Sources connected with the transaction say the building, in the heart of New York City at 509 Fifth Avenue, went for $42 million.

“We are extraordinarily grateful to G-d for this enormous blessing,” said an ebullient Rabbi Joshua Metzger. “This record-breaking acquisition presents enormous opportunities and an awesome responsibility to ensure that all of our Jewish brethren in the heart of one of the largest cities of the world are cared for and inspired.”

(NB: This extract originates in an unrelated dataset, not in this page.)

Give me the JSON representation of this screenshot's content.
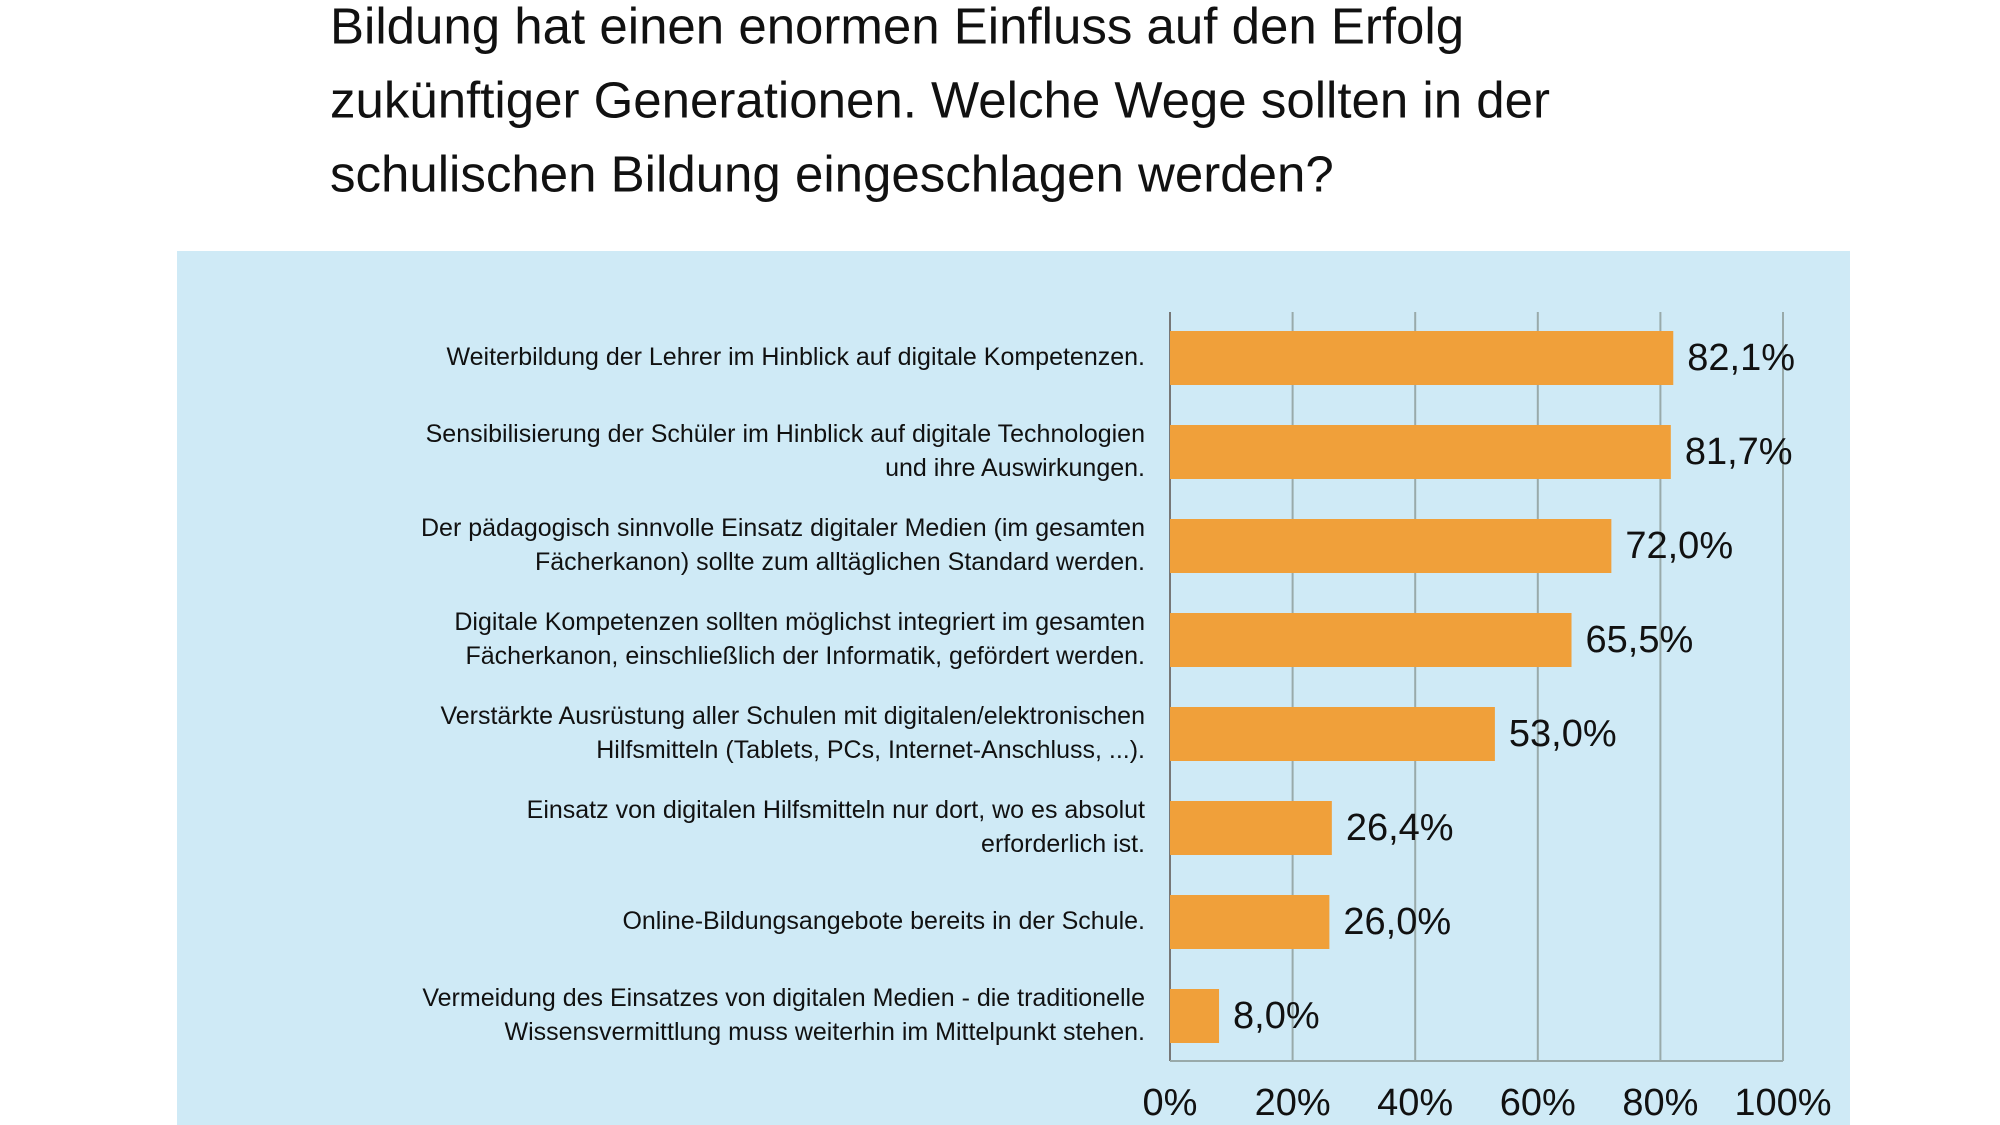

From its landmark second-floor location at Fifth Avenue and 42nd Street, the Midtown center currently operates a synagogue and a slew of programs, and oversees the activities of six other Chabad institutions in its section of Manhattan. Its giant sukkah, a temporary hut erected in celebration of the Jewish holiday of Sukkot, draws thousands of visitors every fall at its Bryant Park location behind the New York Public Library and equidistant between Grand Central Station, the Port Authority Bus Terminal and Penn Station.

“We serve three primary constituencies,” explained Metzger, “the commuter working crowd, residential locals and Jewish tourists and business travelers. Every year, tens of thousands of people walk through our doors and participate in our programs.”

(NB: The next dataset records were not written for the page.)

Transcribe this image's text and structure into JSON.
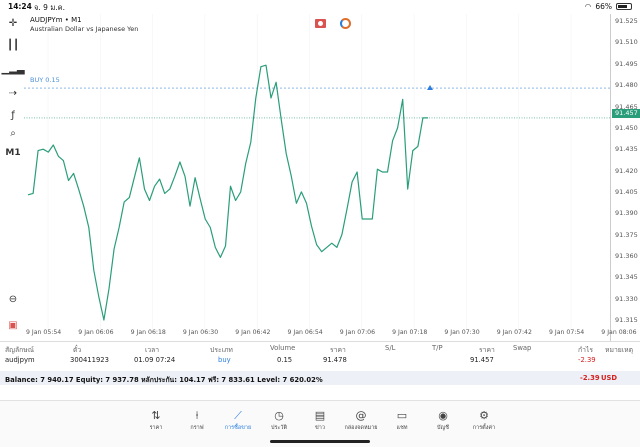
{
  "status_bar": {
    "time": "14:24",
    "date": "จ. 9 ม.ค.",
    "battery": "66%"
  },
  "toolbar": {
    "timeframe": "M1"
  },
  "chart": {
    "symbol_line": "AUDJPYm • M1",
    "symbol_code": "AUDJPYm",
    "timeframe_suffix": " • M1",
    "description": "Australian Dollar vs Japanese Yen",
    "buy_label": "BUY 0.15",
    "current_price": "91.457",
    "line_color": "#2a9d7a",
    "buy_line_color": "#4a90d9"
  },
  "chart_data": {
    "type": "line",
    "title": "",
    "xlabel": "",
    "ylabel": "",
    "ylim": [
      91.308,
      91.53
    ],
    "y_ticks": [
      "91.525",
      "91.510",
      "91.495",
      "91.480",
      "91.465",
      "91.450",
      "91.435",
      "91.420",
      "91.405",
      "91.390",
      "91.375",
      "91.360",
      "91.345",
      "91.330",
      "91.315"
    ],
    "x_ticks": [
      "9 Jan 05:54",
      "9 Jan 06:06",
      "9 Jan 06:18",
      "9 Jan 06:30",
      "9 Jan 06:42",
      "9 Jan 06:54",
      "9 Jan 07:06",
      "9 Jan 07:18",
      "9 Jan 07:30",
      "9 Jan 07:42",
      "9 Jan 07:54",
      "9 Jan 08:06"
    ],
    "buy_level": 91.478,
    "last_price": 91.457,
    "series": [
      {
        "values": [
          91.403,
          91.404,
          91.434,
          91.435,
          91.433,
          91.438,
          91.43,
          91.427,
          91.413,
          91.418,
          91.407,
          91.395,
          91.38,
          91.35,
          91.331,
          91.315,
          91.337,
          91.365,
          91.38,
          91.398,
          91.401,
          91.415,
          91.429,
          91.407,
          91.399,
          91.409,
          91.414,
          91.404,
          91.407,
          91.416,
          91.426,
          91.416,
          91.395,
          91.415,
          91.4,
          91.386,
          91.38,
          91.366,
          91.359,
          91.367,
          91.409,
          91.399,
          91.405,
          91.425,
          91.44,
          91.471,
          91.493,
          91.494,
          91.471,
          91.482,
          91.456,
          91.432,
          91.416,
          91.397,
          91.405,
          91.397,
          91.381,
          91.368,
          91.363,
          91.366,
          91.369,
          91.366,
          91.375,
          91.393,
          91.412,
          91.419,
          91.386,
          91.386,
          91.386,
          91.421,
          91.419,
          91.419,
          91.441,
          91.45,
          91.47,
          91.407,
          91.434,
          91.437,
          91.457,
          91.457
        ]
      }
    ]
  },
  "table": {
    "headers": [
      "สัญลักษณ์",
      "ตั๋ว",
      "เวลา",
      "ประเภท",
      "Volume",
      "ราคา",
      "S/L",
      "T/P",
      "ราคา",
      "Swap",
      "กำไร",
      "หมายเหตุ"
    ],
    "row": {
      "symbol": "audjpym",
      "ticket": "300411923",
      "time": "01.09 07:24",
      "type": "buy",
      "volume": "0.15",
      "open_price": "91.478",
      "sl": "",
      "tp": "",
      "price": "91.457",
      "swap": "",
      "profit": "-2.39",
      "comment": ""
    },
    "balance_text": "Balance: 7 940.17 Equity: 7 937.78 หลักประกัน: 104.17 ฟรี: 7 833.61 Level: 7 620.02%",
    "balance_profit": "-2.39",
    "currency": "USD"
  },
  "tabs": [
    {
      "label": "ราคา",
      "icon": "quotes-icon"
    },
    {
      "label": "กราฟ",
      "icon": "chart-icon"
    },
    {
      "label": "การซื้อขาย",
      "icon": "trade-icon",
      "active": true
    },
    {
      "label": "ประวัติ",
      "icon": "history-icon"
    },
    {
      "label": "ข่าว",
      "icon": "news-icon"
    },
    {
      "label": "กล่องจดหมาย",
      "icon": "mailbox-icon"
    },
    {
      "label": "แชท",
      "icon": "chat-icon"
    },
    {
      "label": "บัญชี",
      "icon": "account-icon"
    },
    {
      "label": "การตั้งค่า",
      "icon": "settings-icon"
    }
  ]
}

As for filling his newfound space, most of it currently vacant, Metzger pledged that it would go quickly.


{Matzav.com Newscenter}


  1. May Hashem bless this new venture with success.Lubavitch does Hasem’s work servicing travelers and locals all over the world in need of a place to daven, to learn,to feel “at home” in a frum environment. I was in Manahttan recently on vacation and availed myself of a minchah minyan in their now newly-aquired facility. Continued hatzlacha!

  2. Good for them. They do good work! There is so much need in Manhattan to accomplish more now than ever. May HaShem bless their efforts.